Para mí es muy doloroso comprobar que un hombre capaz de calar a fondo y rechazar sin piedad el poder (bajo cualquiera de sus formas), la guerra, los tribunales, el gobierno, el dinero; que un hombre de una claridad tan inaudita e incorruptible hiciera una especie de pacto con la muerte, a la que temió mucho tiempo. Dando unos rodeos religiosos se aproxima a la muerte y se engaña tanto tiempo con respecto a ella que al final hasta es capaz de adularla. De esta manera consigue perder la mayor parte de su miedo a la muerte. La acepta con la inteligencia, como si fuera un bien moral. Hace toda clase de esfuerzos por observarla serenamente cuando mueren sus seres más queridos. Su hija Masha, la única tolstoiana adulta de la familia, muere a los treinta y cinco años. Él sigue de cerca su enfermedad y asiste a su muerte y entierro. Lo que anota al respecto lo muestra satisfecho: ha progresado en sus entrenamientos con la muerte, aprueba lo terrible: lo que tuvo que arrancarse violentamente unos años antes, al morir, a los siete años, su hijo predilecto Vanitchka, ahora ya ni le resulta difícil.
Y así, él mismo sigue sobreviviendo y se vuelve cada vez más viejo. No llega a conocer a fondo el proceso de la supervivencia. Se horrorizaría si supiera que la muerte de esos miembros más jóvenes de su familia consolida su conciencia de vivir y, de hecho, prolonga su propia vida. Cierto es que, pensando en Cristo, se augura a sí mismo el destino de un mártir; pero los poderes de este mundo, que él aborrece, se guardan muy bien de tocarlo. Lo máximo que le ocurre es ser excomulgado por la Iglesia. Sus adeptos más fieles son exiliados, pero a él se le permite quedarse en su propiedad y moverse libremente por todas partes. Sigue escribiendo lo que quiere y en algún lugar es publicado: no hay manera de hacerlo enmudecer. Supera incluso las enfermedades más graves.
Lo que el Estado no le hace, se lo hace su propia familia. Es su mujer, no el gobierno, la que instala vigilantes en la propiedad. La lucha a vida o muerte que lo enfrentará con ella no es debida a sus panfletos y llamados, sino más bien al ajuste de cuentas íntimo y cotidiano de Tolstoi consigo mismo: a sus Diarios. Es ella, su mujer, la que, aliada con sus hijos, lo acosa hasta la muerte. Así se venga de la guerra que siempre libró Tolstoi contra su sexo y el dinero; y debe decirse que es justamente el dinero lo que más le importa. Es ella quien, en vez de él, desarrolla esa manía persecutoria que, en principio, hubiera debido surgir en el escritor como consecuencia de su lucha sin cuartel contra enemigos poderosos. Ella hace de él un conjurado, pese a la vejez extrema de Tolstoi y a ser éste el más franco de todos los hombres. Hasta la muerte acuñará él su doctrina, grotescamente encarnada en su secretario Chertkov. Y la ama a un grado tal que su relación con Chertkov asume un carácter homosexual ante los ojos de su demente esposa. Los Diarios relacionados con el período inicial de su matrimonio representan para ella al auténtico Tolstoi. Por eso se adueñó de sus manuscritos, copiándolos meticulosamente. Su paranoia le dice que de Tolstoi no quedarán más que los manuscritos y los Diarios: de éstos debe apropiarse.

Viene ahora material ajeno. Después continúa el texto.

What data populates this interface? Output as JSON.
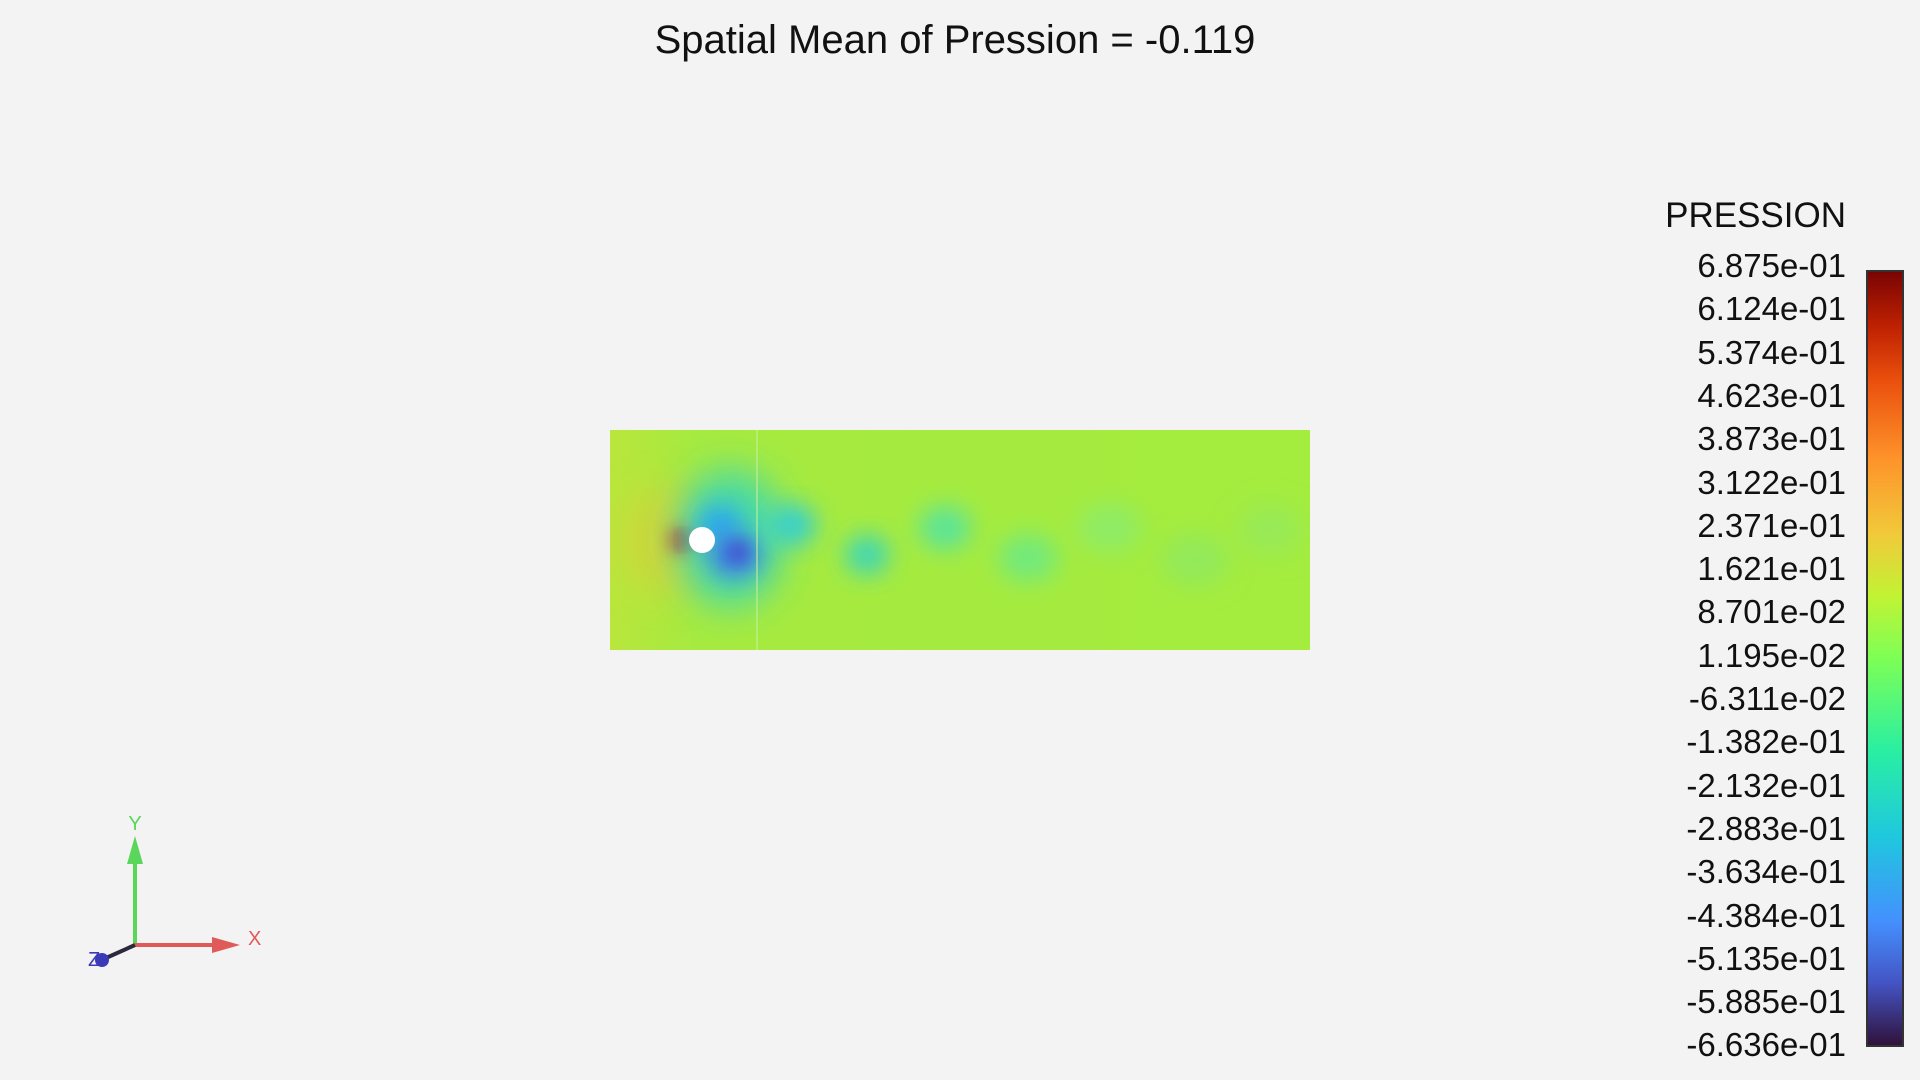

Sin embargo, ella odia la ejemplaridad de la vida del escritor, su incesante discusión consigo mismo, en la que ella también está comprometida. Y consigne, con diabólica energía, devastar los últimos años de esa vida. No puede decirse que sea más fuerte que él, pues al final, después de soportar tormentos indecibles, Tolstoi huye. Pero incluso en los últimos días, cuando cree haberse liberado de ella la tiene, secretamente, muy próxima a él: en sus momentos postreros ella le susurrará al oído que todo el tiempo ha estado allí.
He pasado diez días ocupado con la vida de Tolstoi. Ayer murió en Astapovo Y fue sepultado en Yasnaia Poliana.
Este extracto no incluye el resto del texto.